Now, marooned on Xibalba, the immorality of our affairs was tearing us apart inside.

Not all of us, I should say. Your cousin, Lilith, and her son, Devlin, along with their ‘coven’ of friends, seemed quite content with our bizarre predicament.

The rest of us, however, were left to wallow in our existence. ‘Live for those who died,’ became our creed. And so we faked our joy, pretending the whole affair back on Earth was just a test of survival.

Merrily, merrily, merrily, merrily… life is but a dream.

Was Bill Raby’s existence but a dream?

Was Michael Gabriel’s? Can one truly exist without love?

Yes, but it is a self-imposed hell.

It was your love that saved me, Jacob, but in your unselfish quest to release me, I fear you have condemned your soul to the same purgatory, the same ultimate destiny.

You cannot simply be Hunahpu, you must retain your humanity. Step into the real light.
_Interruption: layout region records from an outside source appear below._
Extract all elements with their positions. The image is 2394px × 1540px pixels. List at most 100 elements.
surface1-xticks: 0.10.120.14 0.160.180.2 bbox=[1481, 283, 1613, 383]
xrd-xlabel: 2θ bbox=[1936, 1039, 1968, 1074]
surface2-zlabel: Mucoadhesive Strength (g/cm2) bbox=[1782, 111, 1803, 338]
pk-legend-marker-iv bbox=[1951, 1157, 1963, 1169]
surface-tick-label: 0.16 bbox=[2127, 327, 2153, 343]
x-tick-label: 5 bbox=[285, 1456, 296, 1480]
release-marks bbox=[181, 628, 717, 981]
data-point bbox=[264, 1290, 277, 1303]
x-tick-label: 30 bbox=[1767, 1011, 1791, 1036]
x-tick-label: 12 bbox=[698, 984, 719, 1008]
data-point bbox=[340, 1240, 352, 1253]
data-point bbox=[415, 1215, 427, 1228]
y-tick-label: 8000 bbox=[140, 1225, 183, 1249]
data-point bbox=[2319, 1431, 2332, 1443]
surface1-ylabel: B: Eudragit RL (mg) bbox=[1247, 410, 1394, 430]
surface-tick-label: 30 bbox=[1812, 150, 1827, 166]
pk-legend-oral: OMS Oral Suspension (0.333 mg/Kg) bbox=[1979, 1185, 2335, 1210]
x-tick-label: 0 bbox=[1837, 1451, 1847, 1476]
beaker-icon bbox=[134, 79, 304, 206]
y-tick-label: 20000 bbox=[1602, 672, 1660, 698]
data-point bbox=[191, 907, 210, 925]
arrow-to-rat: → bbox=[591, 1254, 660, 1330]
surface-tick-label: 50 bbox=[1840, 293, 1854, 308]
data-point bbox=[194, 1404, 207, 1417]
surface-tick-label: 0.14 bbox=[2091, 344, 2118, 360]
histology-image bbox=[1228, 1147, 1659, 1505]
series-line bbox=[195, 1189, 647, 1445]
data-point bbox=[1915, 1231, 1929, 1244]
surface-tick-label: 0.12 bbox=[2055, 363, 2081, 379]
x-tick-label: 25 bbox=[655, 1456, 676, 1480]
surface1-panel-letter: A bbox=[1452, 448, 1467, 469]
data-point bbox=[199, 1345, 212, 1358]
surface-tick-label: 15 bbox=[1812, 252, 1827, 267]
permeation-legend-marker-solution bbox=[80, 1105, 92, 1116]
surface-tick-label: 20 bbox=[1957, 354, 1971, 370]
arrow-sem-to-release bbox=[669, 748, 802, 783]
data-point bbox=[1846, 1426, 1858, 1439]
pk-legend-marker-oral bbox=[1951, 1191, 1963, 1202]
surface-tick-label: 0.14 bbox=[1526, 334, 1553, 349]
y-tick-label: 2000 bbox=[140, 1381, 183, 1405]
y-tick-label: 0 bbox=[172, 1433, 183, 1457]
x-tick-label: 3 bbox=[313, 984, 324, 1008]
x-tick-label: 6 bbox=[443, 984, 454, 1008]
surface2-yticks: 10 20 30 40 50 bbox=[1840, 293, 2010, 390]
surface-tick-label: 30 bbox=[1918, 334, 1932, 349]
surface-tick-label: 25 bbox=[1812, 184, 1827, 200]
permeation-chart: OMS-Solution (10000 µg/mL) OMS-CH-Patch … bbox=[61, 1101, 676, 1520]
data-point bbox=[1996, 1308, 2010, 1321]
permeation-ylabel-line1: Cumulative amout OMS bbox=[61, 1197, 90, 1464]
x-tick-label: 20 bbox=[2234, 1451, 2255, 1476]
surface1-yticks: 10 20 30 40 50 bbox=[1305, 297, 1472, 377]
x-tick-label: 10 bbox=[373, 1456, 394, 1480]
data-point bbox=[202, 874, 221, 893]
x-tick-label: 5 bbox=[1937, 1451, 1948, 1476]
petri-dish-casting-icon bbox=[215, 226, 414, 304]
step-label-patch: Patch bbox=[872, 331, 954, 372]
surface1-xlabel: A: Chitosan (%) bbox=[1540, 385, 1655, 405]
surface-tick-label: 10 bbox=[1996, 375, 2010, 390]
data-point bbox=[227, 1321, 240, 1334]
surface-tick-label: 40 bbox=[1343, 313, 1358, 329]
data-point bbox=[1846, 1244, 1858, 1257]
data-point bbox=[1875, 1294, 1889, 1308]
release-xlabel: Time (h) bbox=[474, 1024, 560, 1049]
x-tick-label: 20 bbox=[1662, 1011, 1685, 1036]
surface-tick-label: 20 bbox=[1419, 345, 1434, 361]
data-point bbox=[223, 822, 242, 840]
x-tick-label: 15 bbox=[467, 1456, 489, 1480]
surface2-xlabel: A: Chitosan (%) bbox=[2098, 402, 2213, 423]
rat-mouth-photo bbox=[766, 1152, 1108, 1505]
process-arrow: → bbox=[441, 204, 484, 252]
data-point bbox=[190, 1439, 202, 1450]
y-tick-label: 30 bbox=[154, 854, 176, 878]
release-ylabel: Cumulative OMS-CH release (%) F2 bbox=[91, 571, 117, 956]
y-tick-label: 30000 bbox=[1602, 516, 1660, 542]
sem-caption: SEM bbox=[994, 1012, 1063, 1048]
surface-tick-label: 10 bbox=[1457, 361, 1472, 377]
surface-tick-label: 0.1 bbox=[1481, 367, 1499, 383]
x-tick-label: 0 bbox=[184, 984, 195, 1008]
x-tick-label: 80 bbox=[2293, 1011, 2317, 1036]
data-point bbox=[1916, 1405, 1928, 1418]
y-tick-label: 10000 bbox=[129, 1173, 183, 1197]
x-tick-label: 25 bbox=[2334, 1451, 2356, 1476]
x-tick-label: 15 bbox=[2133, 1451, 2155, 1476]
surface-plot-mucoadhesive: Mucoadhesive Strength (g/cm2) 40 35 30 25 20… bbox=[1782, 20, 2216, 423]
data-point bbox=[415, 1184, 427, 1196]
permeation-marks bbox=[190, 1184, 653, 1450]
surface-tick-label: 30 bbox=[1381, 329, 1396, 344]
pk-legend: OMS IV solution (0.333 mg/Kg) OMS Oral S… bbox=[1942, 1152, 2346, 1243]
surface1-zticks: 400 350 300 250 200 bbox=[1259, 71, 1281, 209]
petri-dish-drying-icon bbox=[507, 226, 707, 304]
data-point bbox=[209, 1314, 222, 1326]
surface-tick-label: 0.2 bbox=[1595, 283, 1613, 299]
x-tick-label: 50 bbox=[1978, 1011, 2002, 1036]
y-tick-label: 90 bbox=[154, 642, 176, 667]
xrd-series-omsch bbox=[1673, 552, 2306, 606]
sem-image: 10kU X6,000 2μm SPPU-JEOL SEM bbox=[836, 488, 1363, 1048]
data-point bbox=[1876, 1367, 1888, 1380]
Allow yourself to love again, or you will find yourself on the same path as your cousin, Lilith.

Having said what I needed to say, I’ll return to my journey on Xibalba.

Each of the alien planet’s days was divided into three shifts consisting of labor for the collective, personal time, and more labor, for it was essential to our existence that our first crop yield a bountiful harvest.

During these first six months, I was assigned to a habitat shared by seventy-eight single men and women.